San Paolo. Il Parlamento europeo ha approvato una storica risoluzione che condanna le condizioni di sfruttamento subite dai medici cubani inviati all'estero. La risoluzione, promossa dal Partito popolare europeo insieme ai liberali e ai gruppi di destra, ha ricevuto l'approvazione della maggioranza con 386 voti favorevoli, 236 contrari e 59 astenuti. L'Europarlamento ha giustificato la sua decisione dicendo che dal primo accordo bilaterale tra L'Avana e l'Unione europea di 4 anni fa, Cuba «non ha registrato progressi concreti» in materia di diritti umani, libertà fondamentali, condizioni economiche e sociali, diritti e libertà civili dei suoi cittadini. Anzi, recita il testo, Cuba ha «intensificato la repressione e le violazioni dei diritti umani» e viene accusata di aver «brutalmente represso e schiacciato» i recenti tentativi di resistenza e di manifestazioni pacifiche.
Il documento entra poi nel merito condannando «le violazioni sistematiche dei diritti umani e del lavoro commesse dallo Stato cubano contro il proprio personale sanitario inviato a prestare servizi all'estero». Queste missioni rientrano nella classificazione di «tratta di esseri umani e schiavitù moderna» per l'«orario prolungato di oltre 12 ore» e la «mancanza di un salario, che è trattenuto fino al loro ritorno a Cuba e di cui ricevono solo tra il 5% e il 25%» di quanto paga lo stato estero che riceve i medici, poiché il resto rimane nelle mani della dittatura.
Tutti in Italia ricordano ancora quando lo scorso anno un centinaio di sanitari cubani arrivarono a Torino e Crema, città quest'ultima la cui sindaca del Pd arrivò ad invocare per loro il Nobel per la Pace.
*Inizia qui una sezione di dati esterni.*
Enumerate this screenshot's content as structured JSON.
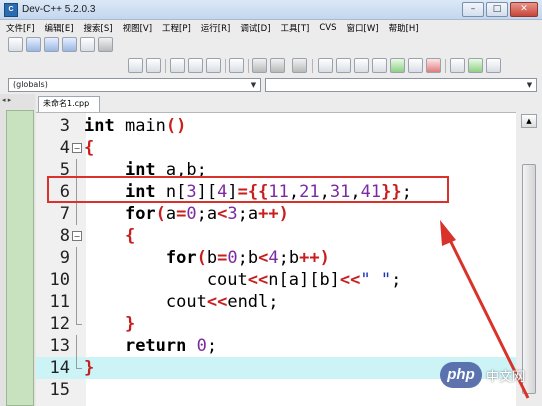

Peccato che un buon numero di questi medici e infermieri 500 hanno testimoniato in un rapporto coraggioso redatto dall'ong Prisoners Defenders siano in realtà lavoratori schiavi, come sta venendo fuori in un processo negli Stati Uniti, dove molti si sono rifugiati per scappare dalle angherie di regime. Nella risoluzione gli eurodeputati del centrodestra hanno criticato anche l'arresto degli oppositori, aumentato esponenzialmente negli ultimi mesi, rammaricandosi che l'accordo di dialogo tra Cuba e l'Unione europea applicato in via provvisoria nel novembre 2017 (manca la ratifica della Lituania) non abbia generato «alcuni risultati positivi sostanziali e tangibili per il popolo cubano».
Il regime dell'Avana ha reagito con i suoi soliti metodi, ovvero rispondendo che chi ha votato la risoluzione è al servizio degli Stati Uniti, mentre l'ambasciatore Ue a Cuba, lo spagnolo Alberto Navarro, è stato costretto ad affiggere la risoluzione pubblicata nella sede diplomatica. Cosa che non fece quando Bruxelles condannò l'arresto del difensore dei diritti umani José Daniel Ferrer e fu duramente criticato al punto da rischiare il posto di lavoro. Ma adesso «c'è una lettera ufficiale che lo obbliga a farlo da aprile, che gli piaccia o no», spiega a Il Giornale, Javier Larrondo, presidente di Prisoners Defenders. La pagina dell'ambasciata Ue all'Avana «è ampiamente consultata dai funzionari cubani e ciò fa entrare la risoluzione nel deep state del regime e nessuno può accusare i funzionari di condividere un link dell'Ambasciata Ue, nostri amici.
Per questo - spiega Larrondo - dobbiamo twittare il link dell'ambasciata come se le nostre vite dipendessero da esso, perché è un piccolo coronavirus, ma stavolta di libertà e sarebbe un gran colpo se il maggior numero di funzionari possibile lo leggesse, generasse dibattito e finalmente capissero che l'immagine del loro paese non è quella di una democrazia, ma di un governo nazional-socialista, militare e pro schiavitù».